Welch ein Losglück: Auf dem Weg nach Deutschland kann unsere Nati nur über die eigenen Füsse stolpern

Israel, Rumänien, Kosovo, Belarus und Andorra: Das sind die Schweizer Gegner in der Qualifikation für die Fussball-EM 2024. Es hätte viel schlimmer kommen können. 

Schweiz gegen Kosovo: Wie ein Spiel zwischen grossem und kleinem Bruder.
Bild: Freshfocus

Party feiern in Tel Aviv. Zollfrei shoppen in Andorra. Alte Kollegen in Pristina treffen. Eine Prise Ostalgie in Minsk einatmen. Und ein architektonisch spannender Exkurs in Bukarest. Es hätten spannungsarmere Destinationen sein können für das Schweizer Nationalteam auf dem Weg an die EM 2024 bei unserem grossen Nachbar Deutschland.

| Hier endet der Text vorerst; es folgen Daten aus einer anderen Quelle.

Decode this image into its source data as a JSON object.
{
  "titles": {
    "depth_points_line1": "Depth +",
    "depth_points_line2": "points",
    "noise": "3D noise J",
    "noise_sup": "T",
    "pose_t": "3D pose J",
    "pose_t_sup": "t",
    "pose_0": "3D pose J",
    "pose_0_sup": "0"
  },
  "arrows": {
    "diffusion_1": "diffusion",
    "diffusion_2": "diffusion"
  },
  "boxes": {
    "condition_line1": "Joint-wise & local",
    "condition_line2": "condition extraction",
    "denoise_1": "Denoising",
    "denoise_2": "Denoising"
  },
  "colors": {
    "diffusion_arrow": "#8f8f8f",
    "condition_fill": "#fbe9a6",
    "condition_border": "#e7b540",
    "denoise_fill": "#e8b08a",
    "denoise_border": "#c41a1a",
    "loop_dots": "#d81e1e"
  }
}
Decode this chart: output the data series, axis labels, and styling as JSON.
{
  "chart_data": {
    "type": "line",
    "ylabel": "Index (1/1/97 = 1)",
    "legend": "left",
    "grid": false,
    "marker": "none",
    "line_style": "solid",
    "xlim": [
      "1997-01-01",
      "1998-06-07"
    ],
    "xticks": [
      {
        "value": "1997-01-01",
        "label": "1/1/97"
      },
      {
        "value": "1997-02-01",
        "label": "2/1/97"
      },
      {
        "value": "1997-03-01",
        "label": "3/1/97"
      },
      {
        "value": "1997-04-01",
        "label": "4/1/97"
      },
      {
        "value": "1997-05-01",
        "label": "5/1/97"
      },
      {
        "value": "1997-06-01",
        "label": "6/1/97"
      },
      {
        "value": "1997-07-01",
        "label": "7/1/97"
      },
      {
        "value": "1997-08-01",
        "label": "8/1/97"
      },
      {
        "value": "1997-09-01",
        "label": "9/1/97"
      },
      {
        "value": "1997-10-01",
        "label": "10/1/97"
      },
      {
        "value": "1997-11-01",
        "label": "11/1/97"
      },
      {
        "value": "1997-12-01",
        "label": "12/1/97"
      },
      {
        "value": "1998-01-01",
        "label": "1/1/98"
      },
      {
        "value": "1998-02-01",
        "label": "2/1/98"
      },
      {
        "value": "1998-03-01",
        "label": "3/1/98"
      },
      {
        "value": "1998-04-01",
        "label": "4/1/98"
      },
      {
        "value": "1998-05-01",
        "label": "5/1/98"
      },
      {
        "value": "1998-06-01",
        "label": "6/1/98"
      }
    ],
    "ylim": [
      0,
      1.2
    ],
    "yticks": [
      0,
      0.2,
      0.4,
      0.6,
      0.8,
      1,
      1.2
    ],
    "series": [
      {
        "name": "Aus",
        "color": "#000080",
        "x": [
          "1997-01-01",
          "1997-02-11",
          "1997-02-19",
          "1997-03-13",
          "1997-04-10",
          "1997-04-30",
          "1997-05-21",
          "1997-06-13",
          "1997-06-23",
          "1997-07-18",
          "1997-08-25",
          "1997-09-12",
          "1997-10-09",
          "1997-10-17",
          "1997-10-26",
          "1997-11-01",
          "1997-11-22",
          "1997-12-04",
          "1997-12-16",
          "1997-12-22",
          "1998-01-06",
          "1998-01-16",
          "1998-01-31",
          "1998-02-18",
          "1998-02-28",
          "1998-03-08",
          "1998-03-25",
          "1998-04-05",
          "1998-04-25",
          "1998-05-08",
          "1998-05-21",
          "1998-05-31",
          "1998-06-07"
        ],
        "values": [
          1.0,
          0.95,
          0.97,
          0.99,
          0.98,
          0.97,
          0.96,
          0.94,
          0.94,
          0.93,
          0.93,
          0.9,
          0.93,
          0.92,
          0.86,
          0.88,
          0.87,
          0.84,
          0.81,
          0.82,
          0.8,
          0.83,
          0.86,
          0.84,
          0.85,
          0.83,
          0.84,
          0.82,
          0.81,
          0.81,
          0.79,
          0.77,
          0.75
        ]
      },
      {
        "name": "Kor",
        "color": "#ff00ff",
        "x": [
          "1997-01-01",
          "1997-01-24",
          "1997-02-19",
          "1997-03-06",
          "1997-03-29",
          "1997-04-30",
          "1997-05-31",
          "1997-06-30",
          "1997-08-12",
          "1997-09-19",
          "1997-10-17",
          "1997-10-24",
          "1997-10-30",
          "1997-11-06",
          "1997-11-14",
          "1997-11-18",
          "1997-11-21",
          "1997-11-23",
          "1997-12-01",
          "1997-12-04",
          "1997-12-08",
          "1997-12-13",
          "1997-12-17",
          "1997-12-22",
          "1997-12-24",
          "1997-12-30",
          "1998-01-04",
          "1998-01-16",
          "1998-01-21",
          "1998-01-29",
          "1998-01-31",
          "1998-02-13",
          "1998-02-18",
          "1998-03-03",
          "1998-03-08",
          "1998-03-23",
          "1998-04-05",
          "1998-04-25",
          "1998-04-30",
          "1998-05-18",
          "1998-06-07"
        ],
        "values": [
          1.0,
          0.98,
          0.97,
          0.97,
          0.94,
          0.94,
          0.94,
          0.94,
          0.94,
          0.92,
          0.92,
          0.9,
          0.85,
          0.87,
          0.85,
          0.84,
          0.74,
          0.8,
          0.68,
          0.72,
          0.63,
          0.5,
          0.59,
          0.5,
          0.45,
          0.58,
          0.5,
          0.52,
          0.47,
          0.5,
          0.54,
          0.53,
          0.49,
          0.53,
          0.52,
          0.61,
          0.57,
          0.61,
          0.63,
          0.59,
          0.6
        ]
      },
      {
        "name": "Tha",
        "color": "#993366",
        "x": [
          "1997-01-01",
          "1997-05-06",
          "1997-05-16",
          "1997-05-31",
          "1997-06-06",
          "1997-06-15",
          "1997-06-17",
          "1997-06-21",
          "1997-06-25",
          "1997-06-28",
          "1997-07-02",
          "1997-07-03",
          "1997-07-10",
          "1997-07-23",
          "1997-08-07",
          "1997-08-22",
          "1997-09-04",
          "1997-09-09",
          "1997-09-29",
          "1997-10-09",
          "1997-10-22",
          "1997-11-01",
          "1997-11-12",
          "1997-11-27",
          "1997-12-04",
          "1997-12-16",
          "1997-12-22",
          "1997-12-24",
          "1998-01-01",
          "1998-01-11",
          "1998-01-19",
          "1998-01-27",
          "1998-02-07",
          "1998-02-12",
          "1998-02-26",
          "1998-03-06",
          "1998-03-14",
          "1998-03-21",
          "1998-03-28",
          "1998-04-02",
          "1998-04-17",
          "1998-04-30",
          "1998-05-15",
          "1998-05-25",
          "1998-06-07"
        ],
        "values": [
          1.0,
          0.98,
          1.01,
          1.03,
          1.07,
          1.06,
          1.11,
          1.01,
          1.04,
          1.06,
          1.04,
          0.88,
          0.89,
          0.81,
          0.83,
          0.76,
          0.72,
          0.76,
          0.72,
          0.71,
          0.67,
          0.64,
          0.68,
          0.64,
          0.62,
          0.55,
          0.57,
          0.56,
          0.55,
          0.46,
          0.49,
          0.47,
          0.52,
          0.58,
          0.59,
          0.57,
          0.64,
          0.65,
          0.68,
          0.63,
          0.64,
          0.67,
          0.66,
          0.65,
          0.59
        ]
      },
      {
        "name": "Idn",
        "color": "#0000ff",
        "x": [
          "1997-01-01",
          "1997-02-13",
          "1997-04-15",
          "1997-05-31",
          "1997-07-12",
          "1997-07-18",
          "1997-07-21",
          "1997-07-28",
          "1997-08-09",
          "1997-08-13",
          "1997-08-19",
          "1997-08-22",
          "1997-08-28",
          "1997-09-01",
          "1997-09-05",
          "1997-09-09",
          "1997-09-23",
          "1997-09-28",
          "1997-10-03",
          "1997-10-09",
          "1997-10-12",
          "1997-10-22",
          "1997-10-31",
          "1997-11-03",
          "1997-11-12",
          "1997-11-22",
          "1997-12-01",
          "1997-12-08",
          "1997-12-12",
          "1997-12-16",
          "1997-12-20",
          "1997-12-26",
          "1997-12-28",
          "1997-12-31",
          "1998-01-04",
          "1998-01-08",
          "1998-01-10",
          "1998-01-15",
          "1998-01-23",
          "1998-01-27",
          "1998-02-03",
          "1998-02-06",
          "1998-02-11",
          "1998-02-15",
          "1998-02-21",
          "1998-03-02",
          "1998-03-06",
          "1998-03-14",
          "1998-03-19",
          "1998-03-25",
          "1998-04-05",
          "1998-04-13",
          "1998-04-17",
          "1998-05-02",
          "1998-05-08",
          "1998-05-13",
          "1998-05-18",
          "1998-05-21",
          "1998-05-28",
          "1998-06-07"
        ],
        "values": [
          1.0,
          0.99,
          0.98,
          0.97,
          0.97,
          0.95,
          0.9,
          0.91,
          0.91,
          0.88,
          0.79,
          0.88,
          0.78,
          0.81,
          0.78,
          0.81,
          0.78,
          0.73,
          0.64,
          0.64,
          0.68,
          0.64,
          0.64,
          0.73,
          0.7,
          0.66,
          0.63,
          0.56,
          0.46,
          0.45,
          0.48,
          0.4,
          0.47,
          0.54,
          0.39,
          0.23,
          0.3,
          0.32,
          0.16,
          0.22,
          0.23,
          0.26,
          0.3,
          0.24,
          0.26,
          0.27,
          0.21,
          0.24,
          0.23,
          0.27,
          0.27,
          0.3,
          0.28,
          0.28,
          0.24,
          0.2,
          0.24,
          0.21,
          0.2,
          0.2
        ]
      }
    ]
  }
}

Das Los hat es gut gemeint mit der Nati. Sie trifft in der EM-Qualifikation auf Gegner, die noch gar nie an einer EM dabei waren wie Israel, Kosovo, Belarus und Andorra. Oder eben auf die Rumänen, deren Glanz von einer jahrzehntealten Staubschicht verdeckt wird. Und weil sich von 53 Nationen immerhin 23 qualifizieren, also die zwei Erstplatzierten jeder Gruppe direkt, tönt es eher nach Understatement, wenn Nati-Trainer Murat Yakin von einer «machbaren Aufgabe» spricht. Man könnte auch sagen: Alles andere als die Qualifikation für die EM 2024 wäre aus Schweizer Sicht ein Desaster.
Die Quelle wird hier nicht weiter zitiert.